Analysten-Kolumne

Anwendungsentwicklung steht vor Zerreißprobe

03.12.2008 von Torsten  Mandelkow
Die schnelle Veränderung der Geschäftswelt stellt heute neue Anforderungen an die Anwendungsentwicklung eines Unternehmens. Gleichzeitig sind jedoch durch Themen wie Compliance und Governance erhöhte Anforderungen an Nachvollziehbarkeit, Sicherheit und Qualität zu erfüllen. Standardisierung bei gleichzeitiger Flexibilität ist das Ziel.
Senior Consultant Torsten Mandelkow: "Unternehmen profitieren durch die Standardisierung direkt durch eine Beschleunigung von Projekten."
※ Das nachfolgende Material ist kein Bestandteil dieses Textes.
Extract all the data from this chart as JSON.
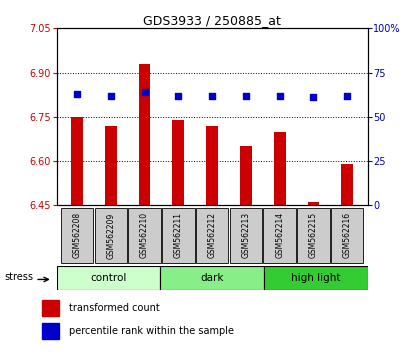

Die IT als Kern eines Unternehmens soll die täglichen Arbeiten und Tätigkeiten der Mitarbeiter unterstützen und damit Zeit und Kosten reduzieren. Änderungen in der Geschäftsstrategie müssen zeitnah durch die Anpassungen in der IT unterstützt oder ermöglicht werden. Diese Anpassung an Veränderungen der Geschäftswelt wird durch eine langsame oder ineffiziente IT verhindert und verzögert. Neue, innovative Geschäftsfelder können nur verzögert erschlossen werden, wertvolle Zeit und Kunden können verloren gehen.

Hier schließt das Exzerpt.